Anak-anak kelas 6 memang sudah mulai memasuki pubertas, suka melawan orang tua dan guru. Itu alami, tapi jika sampai merugikan orang lain, itu tidak benar. Ada istilah khusus untuk anak-anak biang keladi ini yaitu Monster Children. Sayangnya, kami orang tua diberitahu sudah hampir lulus. Coba diberitahu sejak awal mulai bermasalah, kami orang tua bisa ikut membantu guru. (Pihak sekolah memang tidak mau membebani orang tua). Setelah pembicaraan dengan kepala sekolah, beberapa ibu mengusulkan supaya ibu-ibu bergiliran datang ke dalam kelas dan memperhatikan, kalau perlu menegur dan membantu guru dalam kelas. Aku pun ikut dua kali dan aku melihat bahwa anak-anak biang keladi ini memang adalah anak-anak dari keluarga yang tidak harmonis, tidak mempunyai waktu untuk mengurus anaknya (karena ada bayi), atau karena memang tidak bisa menegur dan mendidik anaknya. Kasihan! ya, karena anak-anak ini kan cermin keluarga. Ada memang anak panti asuhan, sehingga aku maklum kalau anak itu kasar…dan meskipun kasar dia mau ditegur. Aku pun melihat bahwa anak yang dimanja oleh orang tuanya itu cukup parah nilai akademisnya. Duh….. bagaimana mereka di SMP ya?
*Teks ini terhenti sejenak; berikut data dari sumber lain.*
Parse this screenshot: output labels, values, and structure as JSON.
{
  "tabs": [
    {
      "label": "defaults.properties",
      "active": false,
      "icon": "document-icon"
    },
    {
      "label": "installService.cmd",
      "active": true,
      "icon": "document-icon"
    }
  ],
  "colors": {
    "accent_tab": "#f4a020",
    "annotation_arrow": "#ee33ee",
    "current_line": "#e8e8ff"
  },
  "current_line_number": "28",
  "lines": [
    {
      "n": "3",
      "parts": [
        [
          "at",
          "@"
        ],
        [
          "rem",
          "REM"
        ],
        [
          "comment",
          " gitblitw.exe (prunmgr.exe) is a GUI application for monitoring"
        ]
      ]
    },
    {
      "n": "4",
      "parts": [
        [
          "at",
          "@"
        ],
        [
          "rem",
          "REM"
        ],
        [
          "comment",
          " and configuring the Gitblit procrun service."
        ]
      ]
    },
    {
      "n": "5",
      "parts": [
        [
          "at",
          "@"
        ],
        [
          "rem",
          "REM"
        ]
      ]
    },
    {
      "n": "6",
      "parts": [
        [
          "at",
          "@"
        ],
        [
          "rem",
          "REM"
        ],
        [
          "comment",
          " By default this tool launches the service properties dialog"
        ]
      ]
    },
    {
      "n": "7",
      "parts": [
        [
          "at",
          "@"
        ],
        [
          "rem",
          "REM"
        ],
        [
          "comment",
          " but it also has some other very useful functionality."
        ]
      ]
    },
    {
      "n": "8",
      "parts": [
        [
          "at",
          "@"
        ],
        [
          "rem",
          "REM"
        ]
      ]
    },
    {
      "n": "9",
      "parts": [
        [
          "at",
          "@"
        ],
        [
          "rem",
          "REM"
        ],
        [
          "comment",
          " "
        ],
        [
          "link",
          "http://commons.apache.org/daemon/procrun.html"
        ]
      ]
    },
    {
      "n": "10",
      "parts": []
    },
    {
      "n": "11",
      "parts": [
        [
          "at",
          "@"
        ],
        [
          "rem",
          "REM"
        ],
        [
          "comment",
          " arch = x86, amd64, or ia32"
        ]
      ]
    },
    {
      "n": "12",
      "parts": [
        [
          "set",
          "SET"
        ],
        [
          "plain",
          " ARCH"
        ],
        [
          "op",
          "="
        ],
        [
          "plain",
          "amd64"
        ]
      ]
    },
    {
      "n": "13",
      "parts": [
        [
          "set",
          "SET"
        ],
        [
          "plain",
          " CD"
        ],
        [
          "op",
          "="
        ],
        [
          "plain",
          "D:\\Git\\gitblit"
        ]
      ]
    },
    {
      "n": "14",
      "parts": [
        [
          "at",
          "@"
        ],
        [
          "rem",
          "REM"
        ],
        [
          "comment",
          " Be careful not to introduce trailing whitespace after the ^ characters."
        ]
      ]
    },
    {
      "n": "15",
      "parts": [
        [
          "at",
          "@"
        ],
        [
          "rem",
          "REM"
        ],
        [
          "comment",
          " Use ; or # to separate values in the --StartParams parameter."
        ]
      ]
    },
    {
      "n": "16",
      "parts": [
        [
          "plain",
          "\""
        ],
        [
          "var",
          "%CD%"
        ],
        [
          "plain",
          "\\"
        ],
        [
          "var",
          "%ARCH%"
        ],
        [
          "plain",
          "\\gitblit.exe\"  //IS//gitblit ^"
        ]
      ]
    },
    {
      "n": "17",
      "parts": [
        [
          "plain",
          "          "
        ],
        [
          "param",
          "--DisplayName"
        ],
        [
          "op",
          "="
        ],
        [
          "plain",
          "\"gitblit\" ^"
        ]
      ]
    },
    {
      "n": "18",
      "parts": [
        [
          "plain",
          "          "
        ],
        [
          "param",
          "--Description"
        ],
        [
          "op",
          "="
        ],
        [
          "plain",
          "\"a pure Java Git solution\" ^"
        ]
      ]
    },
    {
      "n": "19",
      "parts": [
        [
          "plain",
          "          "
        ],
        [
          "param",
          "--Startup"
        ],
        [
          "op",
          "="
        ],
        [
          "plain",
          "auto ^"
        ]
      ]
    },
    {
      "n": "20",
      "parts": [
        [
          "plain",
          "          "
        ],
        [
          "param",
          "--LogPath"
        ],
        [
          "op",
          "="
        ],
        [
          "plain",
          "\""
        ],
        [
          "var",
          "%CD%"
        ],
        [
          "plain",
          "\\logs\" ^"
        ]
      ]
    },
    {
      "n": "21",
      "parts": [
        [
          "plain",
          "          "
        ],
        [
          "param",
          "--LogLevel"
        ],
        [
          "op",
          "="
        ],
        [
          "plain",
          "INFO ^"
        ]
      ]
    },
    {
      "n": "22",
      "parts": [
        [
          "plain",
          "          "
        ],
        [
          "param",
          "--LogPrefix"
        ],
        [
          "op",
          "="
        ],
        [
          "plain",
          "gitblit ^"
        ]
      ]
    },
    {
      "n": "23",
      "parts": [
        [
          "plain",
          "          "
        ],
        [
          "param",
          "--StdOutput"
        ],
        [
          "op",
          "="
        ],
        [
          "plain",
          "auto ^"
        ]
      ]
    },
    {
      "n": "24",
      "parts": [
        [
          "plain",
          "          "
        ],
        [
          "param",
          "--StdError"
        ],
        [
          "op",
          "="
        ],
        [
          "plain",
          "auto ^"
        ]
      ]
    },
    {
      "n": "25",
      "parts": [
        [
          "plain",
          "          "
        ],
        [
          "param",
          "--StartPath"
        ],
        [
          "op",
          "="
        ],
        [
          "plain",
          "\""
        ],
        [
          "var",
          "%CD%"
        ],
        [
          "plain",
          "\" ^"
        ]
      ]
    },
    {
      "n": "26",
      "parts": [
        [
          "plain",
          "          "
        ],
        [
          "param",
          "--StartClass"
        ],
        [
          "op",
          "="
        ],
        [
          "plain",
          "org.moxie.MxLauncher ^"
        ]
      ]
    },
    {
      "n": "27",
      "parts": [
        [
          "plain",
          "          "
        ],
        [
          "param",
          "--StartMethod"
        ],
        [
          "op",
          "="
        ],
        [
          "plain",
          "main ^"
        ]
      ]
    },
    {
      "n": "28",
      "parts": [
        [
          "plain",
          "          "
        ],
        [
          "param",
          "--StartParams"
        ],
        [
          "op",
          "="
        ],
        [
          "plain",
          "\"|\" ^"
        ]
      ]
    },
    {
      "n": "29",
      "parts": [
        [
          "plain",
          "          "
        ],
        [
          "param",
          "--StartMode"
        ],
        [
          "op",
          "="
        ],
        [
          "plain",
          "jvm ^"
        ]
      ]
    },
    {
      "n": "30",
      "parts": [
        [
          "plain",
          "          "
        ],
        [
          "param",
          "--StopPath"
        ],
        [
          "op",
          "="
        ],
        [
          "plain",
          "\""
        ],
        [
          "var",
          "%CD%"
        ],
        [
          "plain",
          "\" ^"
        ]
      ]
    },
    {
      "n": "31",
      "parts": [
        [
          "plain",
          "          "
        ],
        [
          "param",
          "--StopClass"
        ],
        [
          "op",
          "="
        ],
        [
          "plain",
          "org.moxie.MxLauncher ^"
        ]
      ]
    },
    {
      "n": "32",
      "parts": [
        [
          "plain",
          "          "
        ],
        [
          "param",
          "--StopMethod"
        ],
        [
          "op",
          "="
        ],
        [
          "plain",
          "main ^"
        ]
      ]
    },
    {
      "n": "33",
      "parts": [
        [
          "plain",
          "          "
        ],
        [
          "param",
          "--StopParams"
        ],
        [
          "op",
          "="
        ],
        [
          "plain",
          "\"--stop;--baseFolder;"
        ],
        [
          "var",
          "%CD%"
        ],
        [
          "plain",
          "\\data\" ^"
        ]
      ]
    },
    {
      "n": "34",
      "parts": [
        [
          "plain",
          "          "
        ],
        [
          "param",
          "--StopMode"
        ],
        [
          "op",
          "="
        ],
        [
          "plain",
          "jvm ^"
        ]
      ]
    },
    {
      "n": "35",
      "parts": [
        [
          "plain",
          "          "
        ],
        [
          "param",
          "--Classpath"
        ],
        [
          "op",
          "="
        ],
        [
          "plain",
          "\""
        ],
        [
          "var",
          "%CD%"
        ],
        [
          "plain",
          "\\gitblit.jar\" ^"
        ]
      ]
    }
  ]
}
Hari ini Riku pun membawa rapornya, dan nilainya cukup bagus, meskipun tidak sebagus semester pertama (padahal hasil testnya bagus-bagus). Aku tahu ini juga pengaruh dari semangat guru wali kelas yang sudah merasa bahwa seluruh murid di kelasnya itu nakal dan tidak memperhatikan pelajaran. Gurupun manusia yang bisa capek, sehingga menurutku masalah seperti ini pasti akan ada di setiap sekolah. Kebetulan saja Riku sial mendapat kelas yang brengsek.

Besok Riku akan wisuda. Riku lumayan senang karena dengan lulus, berarti dia akan mempunyai suasana kelas yang lain, yang baru di SMP. Kebetulan SMPnya Riku jauh dari rumah, dan hanya ada 9 teman SD yang melanjutkan di sekolah yang satu angkatannya 200 orang. Berarti sudah pasti harus membuat teman baru kan?
Aku cuma bisa berdoa semoga acara wisuda besok bisa berjalan lancar tanpa halangan yang berarti.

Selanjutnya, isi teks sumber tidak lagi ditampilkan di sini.